Show $|-\ln(\cos (x))-\frac{x^2}2| \le \frac23|x^3| \quad\forall x \in[-\frac{\pi}{4},\frac{\pi}{4}] $ 
Let
$$f:(-\frac{\pi}{2},\frac{\pi}{2}) \to \Bbb R$$
  $$f(x)=-\ln(\cos (x))$$
  Show that
  $$\left| f(x)-\frac{x^2}2 \right| \le \frac23\left| x^3 \right| \qquad x
\in[-\frac{\pi}{4},\frac{\pi}{4}]$$

My attempt:
We have $\left| -\ln(\cos (x))-\frac{x^2}2 \right| \le \frac23\left| x^3 \right| \iff  |\ln(\cos
(x))+\frac{x^2}2\left|  \le \frac23 \right|x^3| $
The first thing that comes to my mind is to show that $\cos(\alpha)\ge
\frac{1}{\sqrt2}$ for $\alpha \in[-\frac{\pi}{4},\frac{\pi}{4}]$ (i)
After that, I would have to go on to show that $0 \ge \ln(\beta)$ for
$\beta \in[\frac{1}{\sqrt2},1]$ (ii) which I also don't know how to
prove.
Once that is done we have
$$\left| \frac{x^2}2 \right| \le \frac23\left| x^3 \right|$$ and we are done.

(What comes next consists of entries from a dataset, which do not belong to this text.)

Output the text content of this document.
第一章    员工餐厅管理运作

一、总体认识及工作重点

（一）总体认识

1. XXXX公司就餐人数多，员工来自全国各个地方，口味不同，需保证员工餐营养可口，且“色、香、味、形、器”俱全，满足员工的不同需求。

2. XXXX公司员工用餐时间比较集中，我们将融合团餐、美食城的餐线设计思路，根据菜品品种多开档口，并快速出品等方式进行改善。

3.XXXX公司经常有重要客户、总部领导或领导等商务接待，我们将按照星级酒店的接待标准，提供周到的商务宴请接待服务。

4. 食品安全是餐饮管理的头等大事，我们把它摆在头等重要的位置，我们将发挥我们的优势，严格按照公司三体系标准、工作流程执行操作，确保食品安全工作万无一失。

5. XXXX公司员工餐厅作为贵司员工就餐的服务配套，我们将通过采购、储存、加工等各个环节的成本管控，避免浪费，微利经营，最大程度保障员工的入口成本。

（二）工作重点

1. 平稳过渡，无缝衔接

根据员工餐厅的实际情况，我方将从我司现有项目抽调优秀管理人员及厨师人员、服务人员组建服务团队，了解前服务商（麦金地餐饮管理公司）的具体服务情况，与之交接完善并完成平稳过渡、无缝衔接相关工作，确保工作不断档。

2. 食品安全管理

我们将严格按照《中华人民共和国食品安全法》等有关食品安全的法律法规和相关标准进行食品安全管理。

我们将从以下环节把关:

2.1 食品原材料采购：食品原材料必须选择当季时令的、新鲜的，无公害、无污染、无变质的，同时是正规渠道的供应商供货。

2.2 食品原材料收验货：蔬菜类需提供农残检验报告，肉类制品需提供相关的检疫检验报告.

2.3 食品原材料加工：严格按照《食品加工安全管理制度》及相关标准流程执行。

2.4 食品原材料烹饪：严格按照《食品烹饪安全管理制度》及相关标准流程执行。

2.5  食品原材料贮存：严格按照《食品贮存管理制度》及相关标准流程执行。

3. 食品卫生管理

So my question is: how can I go on about (i) and (ii)?
Thanks in advance.
 A: Applying Taylor's theorem with remainder to
$$ \begin{aligned}
 f(x) &= -\ln(\cos(x)) & f(0) &= 0 \\
f'(x) &= \tan(x)  & f'(0) &= 0\\
f''(x) &= 1 + \tan^2(x)  & f''(0) &= 1 \\
f'''(x) &= 2 \tan(x) (1+\tan^2(x)) 
\end{aligned}$$
gives
$$
f(x) = f(0) + f'(0) x + \frac{f''(0)}{2!} x^2 + \frac{f'''(\xi)}{3!} x^3
= \frac{x^2}{2} +  \frac{f'''(\xi)}{6} x^3
$$
for some $\xi$ between $0$ and $x$. The assertion follows because
for $|\xi| \le |x| \le \frac{\pi}{4}$
$$
|\tan(\xi)| \le 1 \Longrightarrow 
|f'''(\xi)| \le 4
$$
and therefore
$$
 \left\lvert f(x) - \frac{x^2}{2} \right\rvert = 
\frac{|f'''(\xi)|}{6} |x|^3 \le \frac 23 |x|^3
$$

Remark: Your approach cannot work because
$$
\left| \frac{x^2}2 \right| \le \frac23\left| x^3 \right|
$$
does not hold for $x$ close to zero.
A: HINTS:
For $x\in [0,\pi/4]$, use $\tan(x)\ge x$ to show that $-\log(\cos(x))-\frac12 x^2 \ge 0$.  
Let $f(x)=-\log(\cos(x))-\frac12 x^2-\frac23 x^3$.  
Use $f(0)=0$ and show that $f'(x)\le 0$.
Exploit symmetry to analyze for $x\in[0,\pi/4]$.